Promenade à travers l’histoire, l’art et la culture
La fin de l’histoire de Saint-Denis de Montpelliéret est aussi difficile à établir que celle de ses débuts, en raison du manque de documents déjà signalé. On ne connaît que des incidents isolés.
Par exemple, en 1519, un procès burlesque opposa un chirurgien et un apothicaire de la ville aux Ouvriers de la Commune Clôture (rappelons qu’on désignait ainsi les surveillants des remparts). Le prétexte en était un malheureux loup à demi-mort de froid dans les fossés, assommé par les archers des remparts, dont les deux praticiens avaient donné la peau à la paroisse Saint-Denis.
On est un peu mieux renseigné sur la destruction de l’église, qui rentre dans le cadre général des Guerres de Religion. On sait qu’elles furent très violentes à Montpellier, entraînant meurtres, pillages, destructions diverses, commis d’ailleurs par les deux partis. Malgré une tentative d’apaisement par la cession aux protestants des églises Notre-Dame et Saint-Mathieu une troupe de forcenés prit la Cathédrale le 19 octobre 1561 et, dès le lendemain, les pires excès commencèrent contre toutes les églises, qui furent forcées, pillées, le mobilier vendu ou détruit. Peu auparavant, Saint-Denis avait été utilisé de force pour les prêches huguenots.

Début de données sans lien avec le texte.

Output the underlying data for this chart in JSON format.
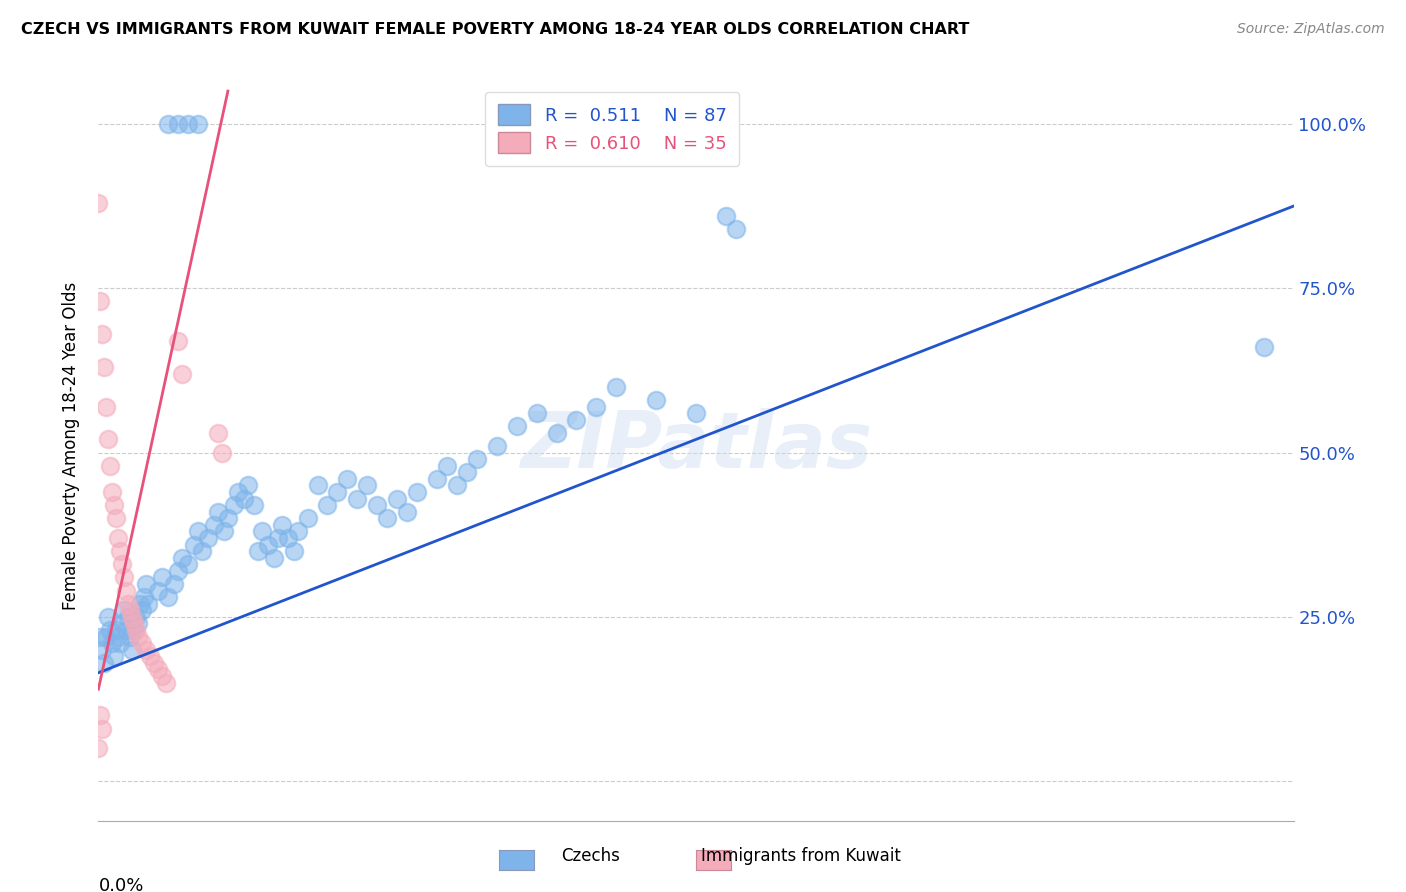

Cela ne sauva pas le bâtiment, qui fut un des premiers envahis, en même temps que le Couvent des Augustins. Les religieux réussirent à mettre une partie de leurs biens à l’abri, mais l’église paroissiale fut vidée de son contenu. Comme au début de 1562 on commençait à envisager des opérations militaires contre la ville, on décida de dégager l’extérieur des remparts de tous les bâtiments qui pourraient servir d’appui à un assaillant éventuel. Ce qui fut fait courant 1562 et le 25 janvier 1563 deux des quatre cloches de l’église furent apportées à la Maison Consulaire. A cette époque, il ne devait rester de Saint-Denis que des ruines.

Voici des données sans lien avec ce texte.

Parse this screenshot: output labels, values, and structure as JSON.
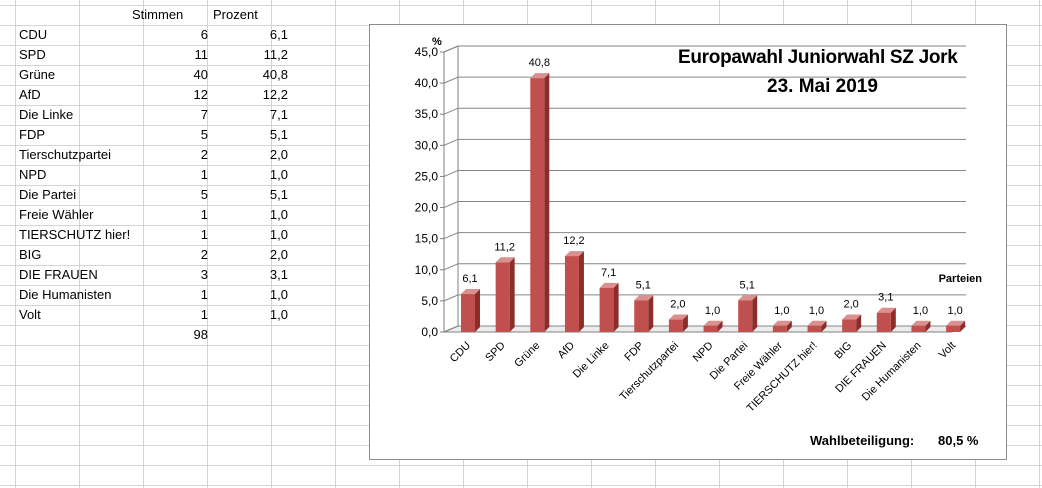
{
  "table": {
    "col_stimmen": "Stimmen",
    "col_prozent": "Prozent",
    "rows": [
      {
        "partei": "CDU",
        "stimmen": "6",
        "prozent": "6,1"
      },
      {
        "partei": "SPD",
        "stimmen": "11",
        "prozent": "11,2"
      },
      {
        "partei": "Grüne",
        "stimmen": "40",
        "prozent": "40,8"
      },
      {
        "partei": "AfD",
        "stimmen": "12",
        "prozent": "12,2"
      },
      {
        "partei": "Die Linke",
        "stimmen": "7",
        "prozent": "7,1"
      },
      {
        "partei": "FDP",
        "stimmen": "5",
        "prozent": "5,1"
      },
      {
        "partei": "Tierschutzpartei",
        "stimmen": "2",
        "prozent": "2,0"
      },
      {
        "partei": "NPD",
        "stimmen": "1",
        "prozent": "1,0"
      },
      {
        "partei": "Die Partei",
        "stimmen": "5",
        "prozent": "5,1"
      },
      {
        "partei": "Freie Wähler",
        "stimmen": "1",
        "prozent": "1,0"
      },
      {
        "partei": "TIERSCHUTZ hier!",
        "stimmen": "1",
        "prozent": "1,0"
      },
      {
        "partei": "BIG",
        "stimmen": "2",
        "prozent": "2,0"
      },
      {
        "partei": "DIE FRAUEN",
        "stimmen": "3",
        "prozent": "3,1"
      },
      {
        "partei": "Die Humanisten",
        "stimmen": "1",
        "prozent": "1,0"
      },
      {
        "partei": "Volt",
        "stimmen": "1",
        "prozent": "1,0"
      }
    ],
    "total_stimmen": "98"
  },
  "chart_data": {
    "type": "bar",
    "title_line1": "Europawahl Juniorwahl SZ Jork",
    "title_line2": "23. Mai 2019",
    "ylabel": "%",
    "xlabel": "Parteien",
    "categories": [
      "CDU",
      "SPD",
      "Grüne",
      "AfD",
      "Die Linke",
      "FDP",
      "Tierschutzpartei",
      "NPD",
      "Die Partei",
      "Freie Wähler",
      "TIERSCHUTZ hier!",
      "BIG",
      "DIE FRAUEN",
      "Die Humanisten",
      "Volt"
    ],
    "values": [
      6.1,
      11.2,
      40.8,
      12.2,
      7.1,
      5.1,
      2.0,
      1.0,
      5.1,
      1.0,
      1.0,
      2.0,
      3.1,
      1.0,
      1.0
    ],
    "value_labels": [
      "6,1",
      "11,2",
      "40,8",
      "12,2",
      "7,1",
      "5,1",
      "2,0",
      "1,0",
      "5,1",
      "1,0",
      "1,0",
      "2,0",
      "3,1",
      "1,0",
      "1,0"
    ],
    "ylim": [
      0,
      45
    ],
    "yticks": [
      0,
      5,
      10,
      15,
      20,
      25,
      30,
      35,
      40,
      45
    ],
    "ytick_labels": [
      "0,0",
      "5,0",
      "10,0",
      "15,0",
      "20,0",
      "25,0",
      "30,0",
      "35,0",
      "40,0",
      "45,0"
    ],
    "grid": true,
    "bar_color": "#c0504d",
    "bar_side_color": "#8c2d2a",
    "bar_top_color": "#d9908e",
    "turnout_label": "Wahlbeteiligung:",
    "turnout_value": "80,5 %"
  }
}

La position de Montpellier entre Lattes et Castelnau, dans une plaine, incitait les militaires à s’engager à cet endroit, d’autant que la butte favorisait les retranchements. Dès septembre 1562, un premier conflit entre catholiques et protestants pour la possession du moulin de l’Evêque prit les malheureux vestiges comme base et fit une quarantaine de victimes. En 1577, une nouvelle échauffourée éclata lors du siège de la ville par Montmorency-Damville, à partir du bastion créé à Saint-Denis. Les Montpelliérains profitèrent du désordre pour récupérer quantité de vivres, bien venus après un siège de quatre mois.
Tout au long des années qui suivirent cette espèce de bastion, d’ailleurs provisoire, servit tour à tour aux soldats des deux religions, lors des combats qui se succédèrent sporadiquement jusqu’au siège de la ville, entrepris en 1622 par Louis XIII. Le 2 septembre, les troupes royales le prirent de nuit, mais se débandèrent pour boire et piller. Les assiégés tentèrent une sortie qui coûta la vie à quatre gentilshommes du roi. Bassompierre et ses Suisses rétablirent la situation, puis le roi fit retirer ses troupes non sans avoir reconnu l’importance de Saint-Denis fortifié.
Aussi, après la prise de la ville, fut-il décidé la construction en ce lieu d’une citadelle, destinée à surveiller les turbulents montpelliérains. Les pauvres restes de l’église disparurent dans le bastion Nord-Ouest, dit bastion du Roi. La Société Archéologique de Montpellier possède le plan original manuscrit de la citadelle, approuvé par une signature autographe de Richelieu.